Курсанты с видимым трудом брали икону и уже несли ее по ступеням в собор. Женщина, стоявшая чуть впереди Косточкина, плакала. Многие крестились. Из толпы тянулись руки, чтобы коснуться саркофага. В объектив, как наваждение, лезли лохмотья папах казаков. В какой-то момент Косточкин увидел поднимающегося следом за иконой простоволосого часовщика. Да, это был он. Потом в видоискателе засеребрился взгляд на светлом лице, обрамленном сине-белым платком, и Косточкин отнял фотоаппарат от глаз и увидел Яну. Она улыбалась.
— Вы?
— Здравствуйте, Павел.
— Не ожидал вас увидеть.
— Почему?
Косточкин замялся.
— Да, — нашелся он, — у девочки же день рождения.
— Но с утра она в школе, — ответила девушка, поправляя платок.
— Действительно, — согласился он, невольно оглядываясь.
— Да не ищите ее, говорю вам, — сказала девушка.
— Нет… — Косточкин потер переносицу. — Просто…
— Вам надо фотографировать и некогда тут болтать, — сказала она.
Косточкин тут же возразил с жаром:
— Нет вовсе!.. И я не на службе, а сам.
— Я так и думала.
— Что?
— Ну, такое событие нельзя пропустить. Тем более фотографу.
— Да, — согласился он. — Хотя я всего лишь свадебный…
Она улыбнулась с иронией.
— Перестаньте. Это мне напомнило ту фразу из детского кино.
— Какую?
— Ах, я не волшебник, я только учусь.
— Волшебниками были первые, как обычно, — сказал Косточкин. — Первая фотка, первая цветная… А сейчас пошли ремесленники. Знаете, я все же решил фотографировать, так сказать, вслепую. Будь что будет…
По крыльцу поднимался Охлопьев, он уже стаскивал с головы меховую кепку, обнажая седые длинные волосы.
— Напрасно медлите, — бросил он Косточкину, — потом не протолкнетесь.
И вошел с остальными в собор.
— Вы уже знакомы? — спросила с некоторым удивлением девушка.
Косточкин кивнул. И в свою очередь поинтересовался, знакома ли она с ним.
— Ну да, еще бы. Кто не знает нашего толедца, человека стены. Тем более он мой бывший препод. Я с ним уже здоровалась. А когда вы успели?
— Он вызвал мне «скорую»…
— Ах, да. Брат рассказал вашу историю. А мы с Янкой думали, вы разыгрываете… Ну, про поцелуй башни.
У Косточкина снова оцепенел затылок.
— Что вы так… заторможенно глядите?
— Да так… Немного двоится действительность.
— Правда? — Она внимательно и глубоко взглянула.
Она была чудесно сероглаза, темноволоса, бледновата, вокруг носа обозначались слабые веснушки. На ней было облегающее длиннополое темно-синее пальто. Некоторое время они глядели друг на друга.
— Входите, входите, не стойте! У-ха-ха-ха, умора! Чё стоять-то?
Они оба оглянулись. Это была та дурковатая девица в куртке, тренировочных штанах с лампасами и разбитых кроссовках, но туго повязанная шерстяным белым платком.

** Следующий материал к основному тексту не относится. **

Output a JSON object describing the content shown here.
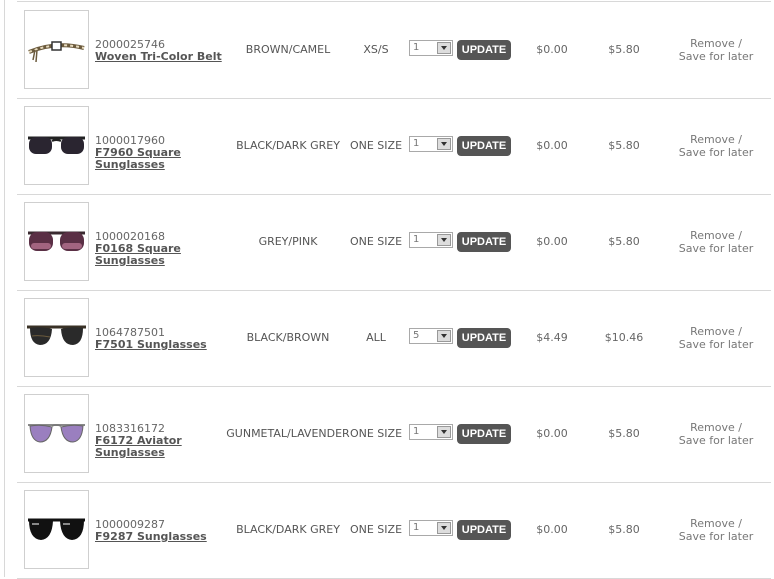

— А, вот твой фотик, — сказала она. — Ну сфоткай все, сфоткай. Давай. Потом уже ничего не будет. Всех злых, хотящих добра себе. Дайте добра злу! — Она ощерила в улыбке желтые зубы. — Дайте, дайте! Двоеженцам, троеженцам, дайте, дайте. Хы-ы. И вору, дайте, дайте еще украсть чтобы. Добра, добра, всем добра. Все злыдням — добра и только добра дай, Матушка-заступница. Хы-ы!
— Да, и я специально пришел, — поспешно сказал Косточкин, прерывая поток ее речи, — специально, чтобы…
— Хы-ы, хы-ы.
— Вы говорили, что ваша знакомая… Чтобы вот и сфоткать ее с голубями. Где она?
— Как где? Они ее прогнали, они ей не дали, не пустили! — затараторила она, указывая на стоявших поодаль полицейских и казаков. — Забоялись, подлюги! Не дали, не пустили Мартыновну в небо к Мати Божией. Голубам ее крылышки обстригли, наголо, наголо побрили! Забоялися!